Test Kitchen Tips for Any Breaded Meat Cutlet
Breaded cutlets promise a moist, tender interior and crunchy, crisp exterior. But to get there, you have to follow the rules.
Core Techniques
PROPER POUNDING
“Pounding” meat may be a too-aggressive term for what you’re really trying to do, which is flatten it—relatively gently—to a uniform thickness. This ensures that the meat cooks evenly. A meat pounder is your best tool option, though in a pinch a small saucepan or a rolling pin will do the trick. Start at the thick end and pound gently (don’t take your aggression out on it) until the cutlet is a consistent shape. Covering the meat with plastic wrap keeps it from sticking to your utensil and helps prevent splattering, too.
THREE-TIERED APPROACH
A classic bound-breading technique works with most cuts of meat.
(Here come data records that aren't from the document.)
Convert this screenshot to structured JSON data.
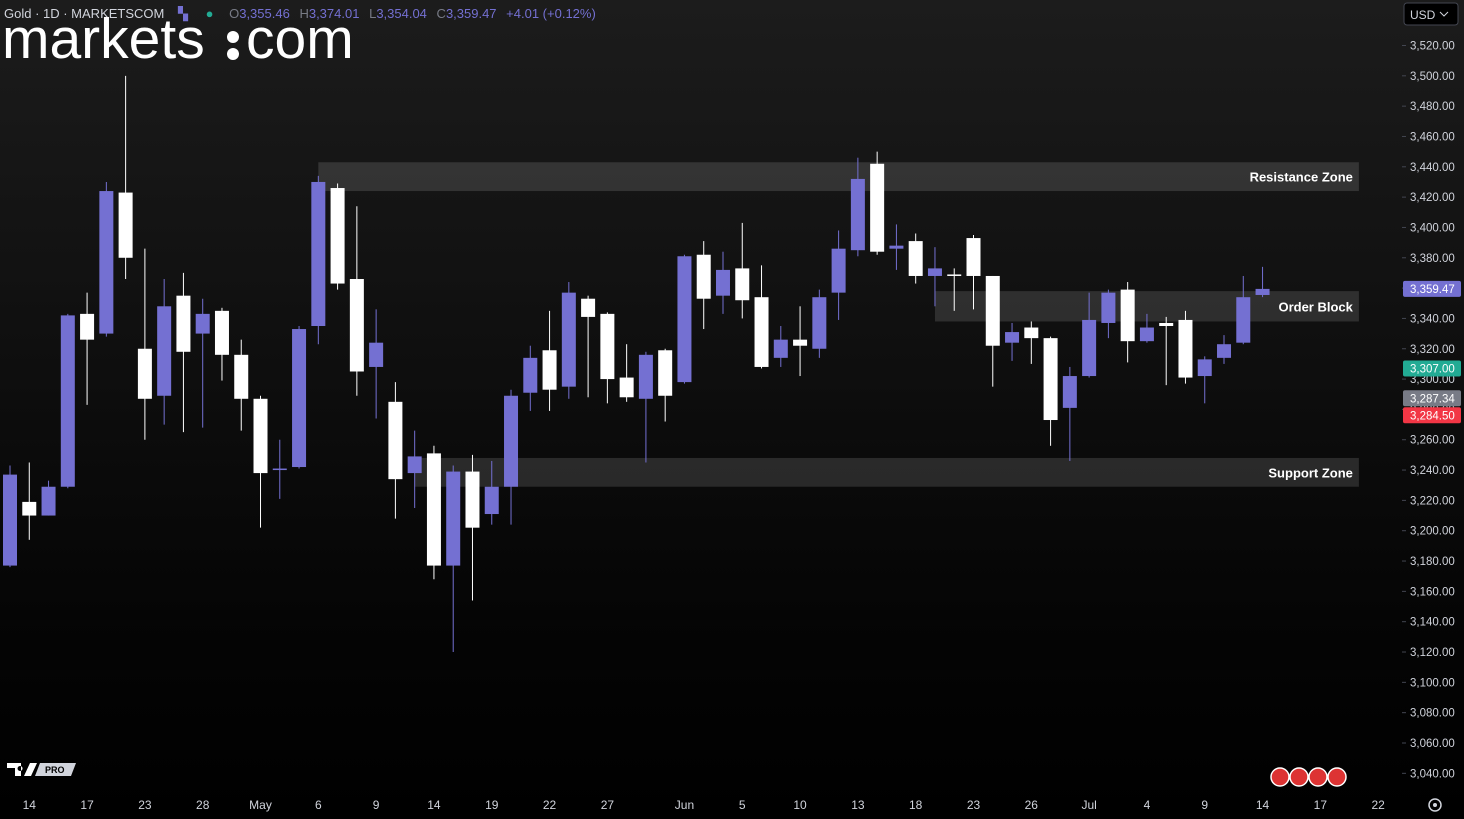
{
  "chart_data": {
    "type": "candlestick",
    "categories": [
      null,
      "14",
      null,
      null,
      "17",
      null,
      null,
      "23",
      null,
      null,
      "28",
      null,
      null,
      "May",
      null,
      null,
      "6",
      null,
      null,
      "9",
      null,
      null,
      "14",
      null,
      null,
      "19",
      null,
      null,
      "22",
      null,
      null,
      "27",
      null,
      null,
      null,
      "Jun",
      null,
      null,
      "5",
      null,
      null,
      "10",
      null,
      null,
      "13",
      null,
      null,
      "18",
      null,
      null,
      "23",
      null,
      null,
      "26",
      null,
      null,
      "Jul",
      null,
      null,
      "4",
      null,
      null,
      "9",
      null,
      null,
      "14",
      null,
      null,
      "17",
      null,
      null,
      "22"
    ],
    "open": [
      3177,
      3219,
      3210,
      3229,
      3343,
      3330,
      3423,
      3320,
      3289,
      3355,
      3330,
      3345,
      3316,
      3287,
      3240,
      3242,
      3335,
      3426,
      3366,
      3308,
      3285,
      3238,
      3251,
      3177,
      3239,
      3211,
      3229,
      3291,
      3319,
      3295,
      3353,
      3343,
      3301,
      3287,
      3319,
      3298,
      3382,
      3355,
      3373,
      3354,
      3314,
      3326,
      3320,
      3357,
      3385,
      3442,
      3386,
      3391,
      3368,
      3369,
      3393,
      3368,
      3324,
      3334,
      3327,
      3281,
      3302,
      3337,
      3359,
      3325,
      3337,
      3339,
      3302,
      3314,
      3324,
      3355.46,
      null,
      null,
      null,
      null,
      null,
      null
    ],
    "high": [
      3243,
      3245,
      3233,
      3343,
      3357,
      3430,
      3500,
      3386,
      3366,
      3370,
      3353,
      3347,
      3326,
      3289,
      3260,
      3335,
      3434,
      3429,
      3414,
      3346,
      3298,
      3266,
      3256,
      3243,
      3250,
      3246,
      3293,
      3322,
      3345,
      3364,
      3355,
      3344,
      3323,
      3318,
      3320,
      3382,
      3391,
      3384,
      3403,
      3375,
      3335,
      3348,
      3359,
      3398,
      3446,
      3450,
      3402,
      3396,
      3387,
      3373,
      3395,
      3368,
      3337,
      3338,
      3328,
      3308,
      3357,
      3359,
      3364,
      3343,
      3341,
      3345,
      3315,
      3329,
      3368,
      3374.01,
      null,
      null,
      null,
      null,
      null,
      null
    ],
    "low": [
      3176,
      3194,
      3210,
      3228,
      3283,
      3328,
      3366,
      3260,
      3270,
      3265,
      3268,
      3299,
      3266,
      3202,
      3221,
      3241,
      3323,
      3359,
      3289,
      3274,
      3208,
      3215,
      3168,
      3120,
      3154,
      3204,
      3204,
      3279,
      3279,
      3287,
      3288,
      3284,
      3285,
      3245,
      3272,
      3297,
      3333,
      3343,
      3340,
      3307,
      3308,
      3302,
      3314,
      3339,
      3381,
      3382,
      3372,
      3363,
      3348,
      3345,
      3346,
      3295,
      3312,
      3310,
      3256,
      3246,
      3301,
      3327,
      3311,
      3324,
      3296,
      3297,
      3284,
      3310,
      3323,
      3354.04,
      null,
      null,
      null,
      null,
      null,
      null
    ],
    "close": [
      3237,
      3210,
      3229,
      3342,
      3326,
      3424,
      3380,
      3287,
      3348,
      3318,
      3343,
      3316,
      3287,
      3238,
      3241,
      3333,
      3430,
      3363,
      3305,
      3324,
      3234,
      3249,
      3177,
      3239,
      3202,
      3229,
      3289,
      3314,
      3293,
      3357,
      3341,
      3300,
      3288,
      3316,
      3289,
      3381,
      3353,
      3372,
      3352,
      3308,
      3326,
      3322,
      3354,
      3386,
      3432,
      3384,
      3388,
      3368,
      3373,
      3368,
      3368,
      3322,
      3331,
      3327,
      3273,
      3302,
      3339,
      3357,
      3325,
      3334,
      3335,
      3301,
      3313,
      3323,
      3354,
      3359.47,
      null,
      null,
      null,
      null,
      null,
      null
    ],
    "up_color": "#7470d2",
    "down_color": "#ffffff",
    "ylim": [
      3029,
      3550
    ],
    "yticks": [
      {
        "value": 3040,
        "label": "3,040.00"
      },
      {
        "value": 3060,
        "label": "3,060.00"
      },
      {
        "value": 3080,
        "label": "3,080.00"
      },
      {
        "value": 3100,
        "label": "3,100.00"
      },
      {
        "value": 3120,
        "label": "3,120.00"
      },
      {
        "value": 3140,
        "label": "3,140.00"
      },
      {
        "value": 3160,
        "label": "3,160.00"
      },
      {
        "value": 3180,
        "label": "3,180.00"
      },
      {
        "value": 3200,
        "label": "3,200.00"
      },
      {
        "value": 3220,
        "label": "3,220.00"
      },
      {
        "value": 3240,
        "label": "3,240.00"
      },
      {
        "value": 3260,
        "label": "3,260.00"
      },
      {
        "value": 3280,
        "label": "3,280.00"
      },
      {
        "value": 3300,
        "label": "3,300.00"
      },
      {
        "value": 3320,
        "label": "3,320.00"
      },
      {
        "value": 3340,
        "label": "3,340.00"
      },
      {
        "value": 3360,
        "label": "3,360.00"
      },
      {
        "value": 3380,
        "label": "3,380.00"
      },
      {
        "value": 3400,
        "label": "3,400.00"
      },
      {
        "value": 3420,
        "label": "3,420.00"
      },
      {
        "value": 3440,
        "label": "3,440.00"
      },
      {
        "value": 3460,
        "label": "3,460.00"
      },
      {
        "value": 3480,
        "label": "3,480.00"
      },
      {
        "value": 3500,
        "label": "3,500.00"
      },
      {
        "value": 3520,
        "label": "3,520.00"
      }
    ],
    "zones": [
      {
        "label": "Resistance Zone",
        "ymin": 3424,
        "ymax": 3443,
        "x": [
          16,
          70
        ]
      },
      {
        "label": "Order Block",
        "ymin": 3338,
        "ymax": 3358,
        "x": [
          48,
          70
        ]
      },
      {
        "label": "Support Zone",
        "ymin": 3229,
        "ymax": 3248,
        "x": [
          21,
          70
        ]
      }
    ],
    "price_labels": [
      {
        "value": 3359.47,
        "label": "3,359.47",
        "color": "#7470d2"
      },
      {
        "value": 3307,
        "label": "3,307.00",
        "color": "#22ab94"
      },
      {
        "value": 3287.34,
        "label": "3,287.34",
        "color": "#787b86"
      },
      {
        "value": 3284.5,
        "label": "3,284.50",
        "color": "#f23645"
      }
    ]
  },
  "header": {
    "symbol": "Gold · 1D · MARKETSCOM",
    "ohlc": [
      {
        "key": "O",
        "value": "3,355.46"
      },
      {
        "key": "H",
        "value": "3,374.01"
      },
      {
        "key": "L",
        "value": "3,354.04"
      },
      {
        "key": "C",
        "value": "3,359.47"
      }
    ],
    "change": "+4.01 (+0.12%)"
  },
  "branding": {
    "left": "markets",
    "right": "com",
    "badge": "PRO"
  },
  "currency": "USD"
}
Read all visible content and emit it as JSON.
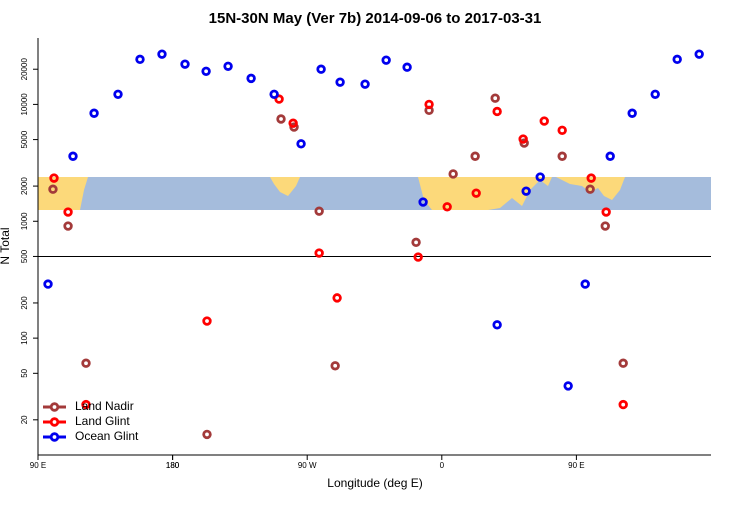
{
  "chart_data": {
    "type": "scatter",
    "title": "15N-30N May (Ver 7b)   2014-09-06 to 2017-03-31",
    "x_label": "Longitude (deg E)",
    "y_label": "N Total",
    "xlim": [
      90,
      540
    ],
    "ylim": [
      10,
      37000
    ],
    "ylog": true,
    "legend": "bottom-left",
    "hline": 500,
    "xticks": [
      {
        "value": 90,
        "label": "90 E"
      },
      180,
      {
        "value": 270,
        "label": "90 W"
      },
      {
        "value": 360,
        "label": "0"
      },
      {
        "value": 450,
        "label": "90 E"
      },
      180
    ],
    "yticks": [
      20,
      50,
      100,
      200,
      500,
      1000,
      2000,
      5000,
      10000,
      20000
    ],
    "series": [
      {
        "name": "Land Nadir",
        "color": "#a33a3a",
        "x": [
          100.0,
          110.1,
          122.1,
          203.0,
          252.5,
          261.2,
          278.0,
          288.7,
          342.8,
          351.5,
          367.6,
          382.3,
          395.7,
          415.1,
          440.5,
          459.2,
          469.3,
          481.3
        ],
        "values": [
          1880,
          910,
          61,
          15,
          7500,
          6400,
          1220,
          58,
          660,
          8900,
          2540,
          3600,
          11300,
          4670,
          3600,
          1880,
          910,
          61
        ]
      },
      {
        "name": "Land Glint",
        "color": "#ff0000",
        "x": [
          100.7,
          110.1,
          122.1,
          203.0,
          251.2,
          260.6,
          278.0,
          290.0,
          344.2,
          351.5,
          363.6,
          383.0,
          397.0,
          414.4,
          428.5,
          440.5,
          459.9,
          469.9,
          481.3
        ],
        "values": [
          2340,
          1200,
          27,
          140,
          11100,
          6900,
          535,
          221,
          494,
          10000,
          1330,
          1740,
          8700,
          5050,
          7200,
          6000,
          2340,
          1200,
          27
        ]
      },
      {
        "name": "Ocean Glint",
        "color": "#0000ee",
        "x": [
          96.7,
          113.4,
          127.5,
          143.5,
          158.2,
          172.9,
          188.3,
          202.4,
          217.1,
          232.5,
          247.9,
          265.9,
          279.3,
          292.0,
          308.7,
          322.8,
          336.8,
          347.5,
          397.0,
          416.4,
          425.8,
          444.5,
          455.9,
          472.6,
          487.3,
          502.7,
          517.4,
          532.1
        ],
        "values": [
          290,
          3600,
          8400,
          12200,
          24300,
          26900,
          22100,
          19200,
          21200,
          16700,
          12200,
          4600,
          20000,
          15500,
          14900,
          23900,
          20800,
          1460,
          130,
          1810,
          2390,
          39,
          290,
          3600,
          8400,
          12200,
          24300,
          26900
        ]
      }
    ]
  }
}
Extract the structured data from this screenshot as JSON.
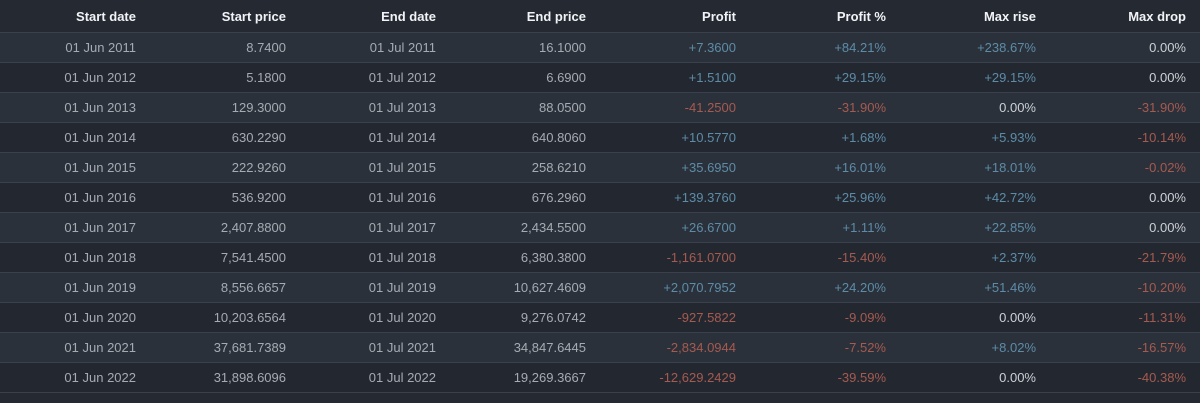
{
  "table": {
    "headers": [
      "Start date",
      "Start price",
      "End date",
      "End price",
      "Profit",
      "Profit %",
      "Max rise",
      "Max drop"
    ],
    "rows": [
      [
        "01 Jun 2011",
        "8.7400",
        "01 Jul 2011",
        "16.1000",
        "+7.3600",
        "+84.21%",
        "+238.67%",
        "0.00%"
      ],
      [
        "01 Jun 2012",
        "5.1800",
        "01 Jul 2012",
        "6.6900",
        "+1.5100",
        "+29.15%",
        "+29.15%",
        "0.00%"
      ],
      [
        "01 Jun 2013",
        "129.3000",
        "01 Jul 2013",
        "88.0500",
        "-41.2500",
        "-31.90%",
        "0.00%",
        "-31.90%"
      ],
      [
        "01 Jun 2014",
        "630.2290",
        "01 Jul 2014",
        "640.8060",
        "+10.5770",
        "+1.68%",
        "+5.93%",
        "-10.14%"
      ],
      [
        "01 Jun 2015",
        "222.9260",
        "01 Jul 2015",
        "258.6210",
        "+35.6950",
        "+16.01%",
        "+18.01%",
        "-0.02%"
      ],
      [
        "01 Jun 2016",
        "536.9200",
        "01 Jul 2016",
        "676.2960",
        "+139.3760",
        "+25.96%",
        "+42.72%",
        "0.00%"
      ],
      [
        "01 Jun 2017",
        "2,407.8800",
        "01 Jul 2017",
        "2,434.5500",
        "+26.6700",
        "+1.11%",
        "+22.85%",
        "0.00%"
      ],
      [
        "01 Jun 2018",
        "7,541.4500",
        "01 Jul 2018",
        "6,380.3800",
        "-1,161.0700",
        "-15.40%",
        "+2.37%",
        "-21.79%"
      ],
      [
        "01 Jun 2019",
        "8,556.6657",
        "01 Jul 2019",
        "10,627.4609",
        "+2,070.7952",
        "+24.20%",
        "+51.46%",
        "-10.20%"
      ],
      [
        "01 Jun 2020",
        "10,203.6564",
        "01 Jul 2020",
        "9,276.0742",
        "-927.5822",
        "-9.09%",
        "0.00%",
        "-11.31%"
      ],
      [
        "01 Jun 2021",
        "37,681.7389",
        "01 Jul 2021",
        "34,847.6445",
        "-2,834.0944",
        "-7.52%",
        "+8.02%",
        "-16.57%"
      ],
      [
        "01 Jun 2022",
        "31,898.6096",
        "01 Jul 2022",
        "19,269.3667",
        "-12,629.2429",
        "-39.59%",
        "0.00%",
        "-40.38%"
      ]
    ]
  },
  "colors": {
    "background": "#252a32",
    "row_light": "#2b313a",
    "row_dark": "#232830",
    "separator": "#3a414c",
    "header_text": "#f1f3f6",
    "date_price_text": "#a6abb3",
    "positive": "#5d8ca8",
    "negative": "#a65a50",
    "neutral_zero": "#ccd1d7"
  }
}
A very thin layer of flour creates a dry surface on the meat, which allows the egg to adhere evenly. The beaten egg, in turn, gives the bread crumbs something to stick to. This technique is the surest route to crisp, unsoggy breaded cutlets.
SHALLOW FRYING
Deep frying is a popular and reliable way to get a moist-on-the-inside, crisp-on-the-outside result for many foods. But shallow frying, which uses much less oil and can be done in a skillet, works for thin cuts like these because the meat doesn’t need to be fully submerged to cook through.